Varcata la porta, si apre uno spiazzo su cui si affastellano palazzi signorili e edifici più modesti ascrivibili al periodo medievale e rinascimentale.
Proseguendo per un percorso sostanzialmente obbligato, sbucherete in Piazza San Donato.
Salta subito all’occhio l’assenza di pavimentazione, al posto della quale vi è un misto di breccia e terriccio.
Vi si affaccia Palazzo Alemanni, costruito in epoca rinascimentale e oggi sede del Museo Geologico e delle Frane, che racconta la storia di questa corsa contro il tempo.
Le case si stringono intorno alla Chiesa consacrata al santo che dà il nome alla piazza, una basilica romanica (forse costruita sui resti di un tempio pagano) in cui si può ammirare un affresco della scuola del Perugino.
La principale attrazione di questo ex- Duomo è però un crocifisso ligneo riconducibile agli allievi di Donatello.
Sembra che quest’oggetto sacro abbia contribuito a debellare l’epidemia di peste che colpì Civita nel 1499 e ancora oggi è portato in processione nella sera del Venerdì Santo nella vicina Bagnoregio, in cui il crocifisso può restare tassativamente solo fino a mezzanotte.
La piazzetta è teatro, nella prima domenica di Giugno e di Settembre, del Palio della “Tonna”, festività di retaggio medievale in cui le contrade bagnoresi gareggiano a cavallo di asini.
Dalla piazza principale si diparte una manciata di viuzze ricche di profferli ornati di fiori tra le quali viene voglia di vagabondare sino ad arrivare a strapiombo sui Calanchi.
Una di queste strette stradine vi porterà al Belvedere di Peppone: il terrazzo di una casa che offre la migliore vista sul panorama circostante.
In cambio di un’offerta all’anziano signore che la abita e che è solito richiamare l’attenzione dei turisti, potrete avervi accesso.

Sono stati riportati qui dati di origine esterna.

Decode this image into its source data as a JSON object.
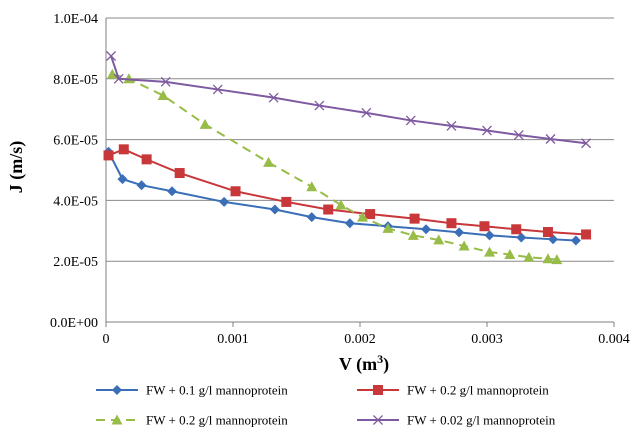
{
  "chart_data": {
    "type": "line",
    "title": "",
    "xlabel": "V (m",
    "xlabel_sup": "3",
    "xlabel_end": ")",
    "ylabel": "J (m/s)",
    "xlim": [
      0,
      0.004
    ],
    "ylim": [
      0,
      0.0001
    ],
    "x_ticks": [
      0,
      0.001,
      0.002,
      0.003,
      0.004
    ],
    "x_tick_labels": [
      "0",
      "0.001",
      "0.002",
      "0.003",
      "0.004"
    ],
    "y_ticks": [
      0,
      2e-05,
      4e-05,
      6e-05,
      8e-05,
      0.0001
    ],
    "y_tick_labels": [
      "0.0E+00",
      "2.0E-05",
      "4.0E-05",
      "6.0E-05",
      "8.0E-05",
      "1.0E-04"
    ],
    "grid": "horizontal",
    "legend_position": "bottom",
    "series": [
      {
        "name": "FW + 0.1 g/l mannoprotein",
        "color": "#3A6FB8",
        "marker": "diamond",
        "dash": "solid",
        "x": [
          2e-05,
          0.00013,
          0.00028,
          0.00052,
          0.00093,
          0.00133,
          0.00162,
          0.00192,
          0.00222,
          0.00252,
          0.00278,
          0.00302,
          0.00327,
          0.00352,
          0.0037
        ],
        "y": [
          5.6e-05,
          4.7e-05,
          4.5e-05,
          4.3e-05,
          3.95e-05,
          3.7e-05,
          3.45e-05,
          3.25e-05,
          3.15e-05,
          3.05e-05,
          2.95e-05,
          2.85e-05,
          2.78e-05,
          2.72e-05,
          2.68e-05
        ]
      },
      {
        "name": "FW + 0.2 g/l mannoprotein",
        "color": "#C8373A",
        "marker": "square",
        "dash": "solid",
        "x": [
          2e-05,
          0.00014,
          0.00032,
          0.00058,
          0.00102,
          0.00142,
          0.00175,
          0.00208,
          0.00243,
          0.00272,
          0.00298,
          0.00323,
          0.00348,
          0.00378
        ],
        "y": [
          5.48e-05,
          5.68e-05,
          5.35e-05,
          4.9e-05,
          4.3e-05,
          3.95e-05,
          3.7e-05,
          3.55e-05,
          3.4e-05,
          3.25e-05,
          3.15e-05,
          3.05e-05,
          2.96e-05,
          2.88e-05
        ]
      },
      {
        "name": "FW + 0.2 g/l mannoprotein",
        "color": "#98BC48",
        "marker": "triangle",
        "dash": "dashed",
        "x": [
          5e-05,
          0.00018,
          0.00045,
          0.00078,
          0.00128,
          0.00162,
          0.00185,
          0.00202,
          0.00222,
          0.00242,
          0.00262,
          0.00282,
          0.00302,
          0.00318,
          0.00333,
          0.00348,
          0.00355
        ],
        "y": [
          8.15e-05,
          8e-05,
          7.45e-05,
          6.5e-05,
          5.25e-05,
          4.45e-05,
          3.85e-05,
          3.45e-05,
          3.08e-05,
          2.85e-05,
          2.7e-05,
          2.5e-05,
          2.3e-05,
          2.22e-05,
          2.13e-05,
          2.08e-05,
          2.05e-05
        ]
      },
      {
        "name": "FW + 0.02 g/l mannoprotein",
        "color": "#7E5AA0",
        "marker": "x",
        "dash": "solid",
        "x": [
          4e-05,
          0.0001,
          0.00047,
          0.00088,
          0.00132,
          0.00168,
          0.00205,
          0.0024,
          0.00272,
          0.003,
          0.00325,
          0.0035,
          0.00378
        ],
        "y": [
          8.75e-05,
          8e-05,
          7.9e-05,
          7.65e-05,
          7.38e-05,
          7.12e-05,
          6.88e-05,
          6.63e-05,
          6.45e-05,
          6.3e-05,
          6.15e-05,
          6.02e-05,
          5.88e-05
        ]
      }
    ]
  }
}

È invece gratuito l’ingresso a quella che è nota come la casa di San Bonaventura (teologo e filosofo di fama universale, nativo della cittadina).
Nei pressi dei resti di un convento francescano (crollato in seguito al terremoto del 1764), essa è in realtà una tomba a camera etrusca, anch’essa sul limitare del terreno già inghiottito dalla valle.
La storia di Bagnoregio infatti inizia proprio 2500 anni fa con la fondazione etrusca e di questa prima fase sono ancora visibili altri reperti come una piccola necropoli etrusca e il “Bucaione”, un tunnel che conduce dal villaggio ai calanchi.
Immersi in questa pace tra il tufo dorato, il verde di giardini ubertosi e botteghe in cui si svolgono ancora antichi mestieri, sarà bello rifocillarsi in uno dei tanti ristorantini dall’atmosfera casalinga ed intima di fronte a un bel bicchiere di vino e al piatto tipico del posto: le fettuccine con sugo di frattaglie di pollo.